A - Hill training is a form of "resistance training", meaning that the training causes your running muscles to contract at levels that exceed what they normally would when running on the flat - the resistance to propelling the body forward is much greater than usually encountered. Weight training is another form of resistance training.
Thus the main reason for hill training ( typically running uphill for less than 60 seconds ) is to increase the power of the legs - increasing the springing forward capability. Increasing the power in turn increases the speed potential - after a hill training phase the runner can hopefully translate the increased leg power into an ability to running faster over 100 meters.
And basic running speed is the ultimate determinant of running performance at any distance.

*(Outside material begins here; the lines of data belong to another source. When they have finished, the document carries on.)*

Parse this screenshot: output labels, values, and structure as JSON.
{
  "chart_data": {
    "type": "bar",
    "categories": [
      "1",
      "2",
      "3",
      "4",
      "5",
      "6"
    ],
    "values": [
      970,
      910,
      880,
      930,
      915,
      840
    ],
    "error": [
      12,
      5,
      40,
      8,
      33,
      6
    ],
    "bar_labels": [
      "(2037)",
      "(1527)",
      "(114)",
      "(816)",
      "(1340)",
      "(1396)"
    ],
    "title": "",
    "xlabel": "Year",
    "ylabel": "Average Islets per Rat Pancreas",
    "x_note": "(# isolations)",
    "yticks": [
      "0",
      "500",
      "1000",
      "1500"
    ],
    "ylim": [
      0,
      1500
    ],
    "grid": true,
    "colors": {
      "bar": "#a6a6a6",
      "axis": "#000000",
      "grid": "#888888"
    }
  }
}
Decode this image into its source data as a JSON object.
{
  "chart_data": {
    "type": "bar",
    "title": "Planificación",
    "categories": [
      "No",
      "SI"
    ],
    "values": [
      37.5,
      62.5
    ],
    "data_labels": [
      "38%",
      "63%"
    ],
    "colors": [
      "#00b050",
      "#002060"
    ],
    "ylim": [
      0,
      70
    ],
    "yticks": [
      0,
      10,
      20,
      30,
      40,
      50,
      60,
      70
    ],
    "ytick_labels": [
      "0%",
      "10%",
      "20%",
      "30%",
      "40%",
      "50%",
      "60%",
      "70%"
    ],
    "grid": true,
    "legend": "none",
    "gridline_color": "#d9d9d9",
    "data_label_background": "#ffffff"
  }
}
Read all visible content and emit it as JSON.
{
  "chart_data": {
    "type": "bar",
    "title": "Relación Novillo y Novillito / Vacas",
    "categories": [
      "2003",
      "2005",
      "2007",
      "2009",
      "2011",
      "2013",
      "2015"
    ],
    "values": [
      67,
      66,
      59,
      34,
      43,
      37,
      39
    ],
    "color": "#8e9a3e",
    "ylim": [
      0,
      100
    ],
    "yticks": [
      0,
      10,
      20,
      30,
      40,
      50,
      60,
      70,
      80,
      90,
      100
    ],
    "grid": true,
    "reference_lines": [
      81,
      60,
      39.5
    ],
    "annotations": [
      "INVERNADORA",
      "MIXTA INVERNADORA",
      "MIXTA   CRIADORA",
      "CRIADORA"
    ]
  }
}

For example, if you want to run a 4 minute mile (1,609.3 metes), you need to be capable of running about 30 seconds for every 200 meters of the 1,609.3 metres. Most of us can't run this fast - even for 200m - not because of our lungs, or heart, but simply because we lack the basic speed/leg power and/or coordination required.
But common sense will tell you that just being able to run 30 seconds for 200 meters isn't going to be good enough because one can't sprint for an entire mile. In fact, to be capable of running 4:00 minutes for the mile you should be capable of around 24 seconds for 200 meters.
As a matter of fact most of my clients are not limited in achieving there goals by basic running speed - relative areas of weakness are more typically Maximum Oxygen Intake and Specific Muscular Endurance. Hence their training programs may not require an emphasis on hill running whatsoever other than to incorporate hills during the course of their straight runs, which is particularly useful for preparing for races where the routes are hilly, e.g., Boston Marathon.
There is another valid argument for incorporating resistance training in one's program and that is increasing the power (from hills ) and strength (from weight training) will help to reduce the ever present chance of injury since any given running speed will require the muscles to contract at a reduced percentage of their maximal capability.